Probo is a news annotation app which provides line by line news annotation and news and source reliability analysis using Natural Language Processing.
The screenshots below outline the functionality of the application.
Screenshot 1 - User Sign-in: It allows the user to either sign into an existing account or sign up for a new one. To create an account, the user must enter their email, name, and password. A user must be signed into an account to use the application.
Screenshot 2 - Landing Page: Like any news app, the landing page has a current list of top news articles. Note the “Alert” indicator appearing on the second article (bottom of the screenshot). It’s triggered by an AI model trained to detect potentially misleading (i.e. fake news) articles.
Screenshot 3 - App Navigation. Here, the user accesses their landing page, profile, feed, subscriptions, or their account settings page. The user may also sign out of their account from here.
Screenshot 4 - News Article Body. The demo article has been annotated and is therefore highlighted. Red highlights mean users disagree with the statement, and green means they agree. Any color in-between is proportional to the number of people who agree and disagree with the statement. The intensity of the highlight is proportional to the number of people that have annotated that sentence versus others in the article. The user may choose to toggle the highlights on or off using the switch in the top right corner of the screen.
Screenshots 5 & 6 - Inline Annotation. When users click on a highlighted sentence in the article, the paragraph splits to reveal all the annotations associated with that statement. Users can navigate between each annotation by swiping left or right. From here, users can up or downvote the annotation, or click to go to the annotator’s profile page. They can also follow that annotator to receive notifications of their future annotations. Any annotations made by Followed annotators show up in the “Feed” page under the hamburger menu. Following the sentence highlight format, a red annotation card indicates the annotator disagrees with the statement, and a green card means they agree.
Screenshots 7, 8, and 9 - Annotation Input. When the user long-presses a sentence in the article, the annotation input screen pops up. Here, the user is asked to indicate, using a slider, the level to which they deem it true or false. Below that they can input their argument and a source link to support their claim. If the user is a primary source in the article, they can tick the box to bypass the outside source link requirement. Users can also tick a second box to subscribe to future annotations on that same sentence. These annotations appear in the user’s “Subscriptions” page, in the hamburger drop-down menu. At the top of the screen, the word “Fact” appears. This is populated by an AI model trained to determine whether the selected sentence is a fact or an opinion. If the statement is categorized as opinion, they are not required to provide a source. If the statement is a fact, they must provide a source that is relevant to the article. An AI model is used here to measure the source link’s relevancy to the article. If it falls below the predetermined threshold, the user is asked to provide another source.
Screenshot 10 - User Profile Page.

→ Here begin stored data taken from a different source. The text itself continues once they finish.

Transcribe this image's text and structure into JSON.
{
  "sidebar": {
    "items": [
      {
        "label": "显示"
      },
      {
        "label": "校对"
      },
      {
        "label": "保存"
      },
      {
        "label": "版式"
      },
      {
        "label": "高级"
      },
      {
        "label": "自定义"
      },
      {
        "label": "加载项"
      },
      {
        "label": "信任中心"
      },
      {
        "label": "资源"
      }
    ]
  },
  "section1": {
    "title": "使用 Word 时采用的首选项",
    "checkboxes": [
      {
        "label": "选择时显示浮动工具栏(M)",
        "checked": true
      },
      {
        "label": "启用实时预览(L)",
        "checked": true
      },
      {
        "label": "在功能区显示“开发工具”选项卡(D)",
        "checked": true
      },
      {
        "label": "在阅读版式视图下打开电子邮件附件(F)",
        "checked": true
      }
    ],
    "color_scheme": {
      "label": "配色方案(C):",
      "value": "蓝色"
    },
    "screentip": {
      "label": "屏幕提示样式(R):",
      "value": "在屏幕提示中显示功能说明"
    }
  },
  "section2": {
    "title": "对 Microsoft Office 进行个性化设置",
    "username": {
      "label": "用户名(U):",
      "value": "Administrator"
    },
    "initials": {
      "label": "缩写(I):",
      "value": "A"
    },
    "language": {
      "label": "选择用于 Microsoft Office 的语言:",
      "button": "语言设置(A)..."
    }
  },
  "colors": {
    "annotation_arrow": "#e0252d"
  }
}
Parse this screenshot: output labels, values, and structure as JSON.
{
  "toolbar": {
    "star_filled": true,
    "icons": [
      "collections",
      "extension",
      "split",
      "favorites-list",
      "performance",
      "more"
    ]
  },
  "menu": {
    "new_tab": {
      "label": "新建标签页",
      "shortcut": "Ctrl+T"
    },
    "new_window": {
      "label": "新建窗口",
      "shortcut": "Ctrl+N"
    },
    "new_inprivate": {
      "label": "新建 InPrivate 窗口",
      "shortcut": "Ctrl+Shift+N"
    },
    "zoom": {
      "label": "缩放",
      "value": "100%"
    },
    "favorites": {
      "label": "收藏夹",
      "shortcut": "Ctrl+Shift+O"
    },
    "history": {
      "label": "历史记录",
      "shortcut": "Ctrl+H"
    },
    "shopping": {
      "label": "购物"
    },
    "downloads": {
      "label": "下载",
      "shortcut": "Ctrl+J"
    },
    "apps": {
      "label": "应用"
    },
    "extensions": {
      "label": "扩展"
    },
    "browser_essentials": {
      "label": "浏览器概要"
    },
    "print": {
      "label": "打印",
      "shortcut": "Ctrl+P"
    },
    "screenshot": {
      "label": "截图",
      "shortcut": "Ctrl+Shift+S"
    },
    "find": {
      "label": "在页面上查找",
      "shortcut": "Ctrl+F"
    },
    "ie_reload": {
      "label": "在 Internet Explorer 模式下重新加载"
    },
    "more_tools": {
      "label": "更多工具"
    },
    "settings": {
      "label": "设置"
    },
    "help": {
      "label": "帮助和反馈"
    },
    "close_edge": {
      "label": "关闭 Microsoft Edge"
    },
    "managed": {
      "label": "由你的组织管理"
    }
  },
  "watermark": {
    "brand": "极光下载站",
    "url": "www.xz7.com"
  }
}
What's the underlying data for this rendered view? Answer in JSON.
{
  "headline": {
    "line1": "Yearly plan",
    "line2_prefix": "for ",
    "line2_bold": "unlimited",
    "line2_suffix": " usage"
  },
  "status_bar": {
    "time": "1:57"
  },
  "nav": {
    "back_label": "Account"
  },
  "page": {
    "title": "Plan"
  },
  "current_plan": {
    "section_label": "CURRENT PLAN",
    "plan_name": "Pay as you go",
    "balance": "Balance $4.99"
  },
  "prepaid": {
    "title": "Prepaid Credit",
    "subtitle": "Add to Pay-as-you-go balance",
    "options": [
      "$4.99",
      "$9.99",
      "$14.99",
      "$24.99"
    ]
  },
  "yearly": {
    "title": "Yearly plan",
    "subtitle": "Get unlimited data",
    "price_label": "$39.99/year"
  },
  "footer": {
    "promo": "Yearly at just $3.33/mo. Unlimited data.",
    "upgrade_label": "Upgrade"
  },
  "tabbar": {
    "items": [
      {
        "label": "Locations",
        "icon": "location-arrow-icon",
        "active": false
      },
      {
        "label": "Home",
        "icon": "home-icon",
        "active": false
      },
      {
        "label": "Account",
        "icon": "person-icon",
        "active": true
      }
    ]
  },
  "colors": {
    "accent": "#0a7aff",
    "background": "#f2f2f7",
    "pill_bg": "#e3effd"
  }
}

All user annotations are listed here, where you can click to be taken directly to the specific article where that annotation was made.
Screenshot 11 - User Feed. Here, users can read any annotations made by the annotators they are following. By clicking these annotation, they are taken to the annotation as it appears within the location of the article.
Screenshot 12 - User Subscription Page. Here, users can follow future annotations made by other users on statements they have commented on (they can choose to subscribe while inputting their own annotation). As with the profile and feed pages, users can click an annotation to be taken to the specific location in the article.
The block diagram of the app is shown below:
User Authentication: Firebase user authentication is used to verify user identity. User input: User inputs include: authentication information, news annotations, upvote/downvote annotations, and follow/unfollow other users. Information provided by the user will be stored in the web-server.
UI: The user interface is the core component because it displays news articles, annotations, heatmaps, feed, and the profile page. Furthermore, the UI displays the elements required for the user input.
Web-server: A web-server based on Firebase handles storing and retrieving user data and annotations. User management and user-user interaction are done using Firebase Firestore. The notification system consists of a cloud function as well as integration with Firebase Messaging.
NLP (Natural Language Processing): Consists of two modules:
-
Tensorflow fake news detector model: This neural network flags articles that appear to be fake (e.g. see the second article in Screenshot 2). To represent the semantic relations between the meaning of the word, we used the Stanford GloVe 300-dimensional embedding matrix, which has a vocabulary of +400,000 words. A LSTM network architecture was used, consists of three LSTM layers (with 32, 64, and 128 units) followed by two dense layers with ReLU activation functions. The network was trained on a Kaggle dataset (https://www.kaggle.com/c/fake-news/data) which has +20k labeled real and fake news articles.
-
IBM Watson Natural Language Understanding API: This API provides a text analysis tool through NLP, including concept tagging, keyword extraction, and sentiment analysis. The API has two purposes. First, to distinguish between fact and opinion sentences which is then used to modify the annotation input dialogs. Second, to verify if the source link provided is relevant to the context of the article being annotated. The former is achieved using the API’s sentiment analysis tool, and the latter is attained by extracting the top 20 keywords of both the source link and the annotated article, and comparing them using Jaro–Winkler distance function. If Jaro similarity of the keywords of the source and the article were greater than 90%, the source was assumed to be relevant to the article.